A forma, em qualquer sentido que se lhe dê, quando se trata de poesia, só vale na medida
em que fez dum pressentir, dum imaginar, que por si não são comunicáveis, um “objeto” que
reproduz, ou melhor, que ressuscita, numa dimensão ao alcance dos outros, o que foi pressentido
e imaginado num espírito (ou alma, ou sensibilidade, ou consciência, ou razão) individual. A forma
é, pelo milagre da voz humana, a quebra das paredes dentro das quais cada um de nós esta
encerrado. A palavra, na poesia, é um pouco de voz humana fundida em bronze – mas é a voz
humana.
As por vezes bonitas combinações de palavras dos concretistas não têm maneira de
comunicar nada porque pretendem quebrar o fio que liga a palavra à voz. Tira-lhes a inflexão, tira-
lhes o títmo, tira-lhes a música (no mais lato sentido que uma destas palavras possa ter). E tudo
isto, segundo dizem, porque se tinham esgotado as possibilidades de expressão da poesia anterior
ao concretismo. É como se, para resolvermos o problema da falta de água, decidíssemos tomar
banho em pedra, ou beber areia...
Desde o princípio da poesia, as suas crises e os seus desvios, as suas recusas e as suas
falsificações resultaram sempre da repetição duma forma, que deixara de ter uma voz humana
atrás de si. A voz que passavam a “fingir” deixara de ter vida, porque nada pulsava nela, nem
nenhum coração, nem nenhum sexo, nem nenhuma raiva. E, de cada vez, a voz humana
restabeleceu o domínio da situação. E se a poesia acabar, é porque os homens acabaram. Se é isso
que os concretistas querem dizer, se se demitem da humanidade, é uma responsabilidade que
assumem por sua conta e risco. Se não têm nada mais para dizer, confessam portanto que nada
mais têm para dizer. Mas não digam que só pode haver poesia com um xadrez de palavras mortas.

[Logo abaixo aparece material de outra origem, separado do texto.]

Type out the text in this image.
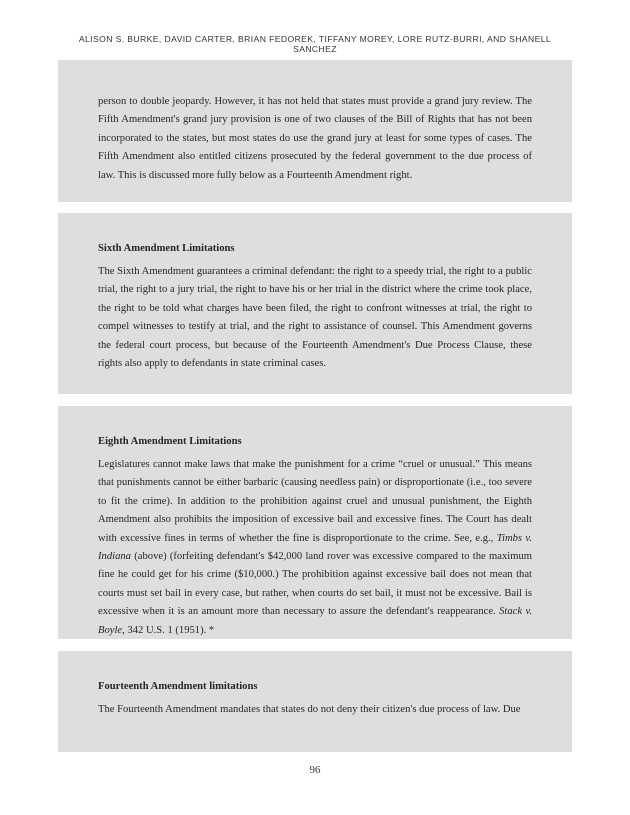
ALISON S. BURKE, DAVID CARTER, BRIAN FEDOREK, TIFFANY MOREY, LORE RUTZ-BURRI, AND SHANELL
SANCHEZ

person to double jeopardy. However, it has not held that states must provide a grand jury review. The Fifth Amendment's grand jury provision is one of two clauses of the Bill of Rights that has not been incorporated to the states, but most states do use the grand jury at least for some types of cases. The Fifth Amendment also entitled citizens prosecuted by the federal government to the due process of law. This is discussed more fully below as a Fourteenth Amendment right.

Sixth Amendment Limitations

The Sixth Amendment guarantees a criminal defendant: the right to a speedy trial, the right to a public trial, the right to a jury trial, the right to have his or her trial in the district where the crime took place, the right to be told what charges have been filed, the right to confront witnesses at trial, the right to compel witnesses to testify at trial, and the right to assistance of counsel. This Amendment governs the federal court process, but because of the Fourteenth Amendment's Due Process Clause, these rights also apply to defendants in state criminal cases.

Eighth Amendment Limitations

Legislatures cannot make laws that make the punishment for a crime “cruel or unusual.” This means that punishments cannot be either barbaric (causing needless pain) or disproportionate (i.e., too severe to fit the crime). In addition to the prohibition against cruel and unusual punishment, the Eighth Amendment also prohibits the imposition of excessive bail and excessive fines. The Court has dealt with excessive fines in terms of whether the fine is disproportionate to the crime. See, e.g., Timbs v. Indiana (above) (forfeiting defendant's $42,000 land rover was excessive compared to the maximum fine he could get for his crime ($10,000.) The prohibition against excessive bail does not mean that courts must set bail in every case, but rather, when courts do set bail, it must not be excessive. Bail is excessive when it is an amount more than necessary to assure the defendant's reappearance. Stack v. Boyle, 342 U.S. 1 (1951). *

Fourteenth Amendment limitations

The Fourteenth Amendment mandates that states do not deny their citizen's due process of law. Due

96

Digam então que há um xadrez de palavras mortas, que gostam de jogar xadrez, e que ninguém
tem nada com isso. Então passaremos a não ter nada com isso, o que é precisamente o mais
ardente desejo de muita gente, entre a qual peço licença para fazer a minha inscrição.

CASAIS MONTEIRO, Adolfo. A voz humana e a poesia. São Paulo, O Estado de São Paulo, 14 de
setembro de 1957. Suplemento Literário do Estado de São Paulo, Ano I, no. 48, p. 6.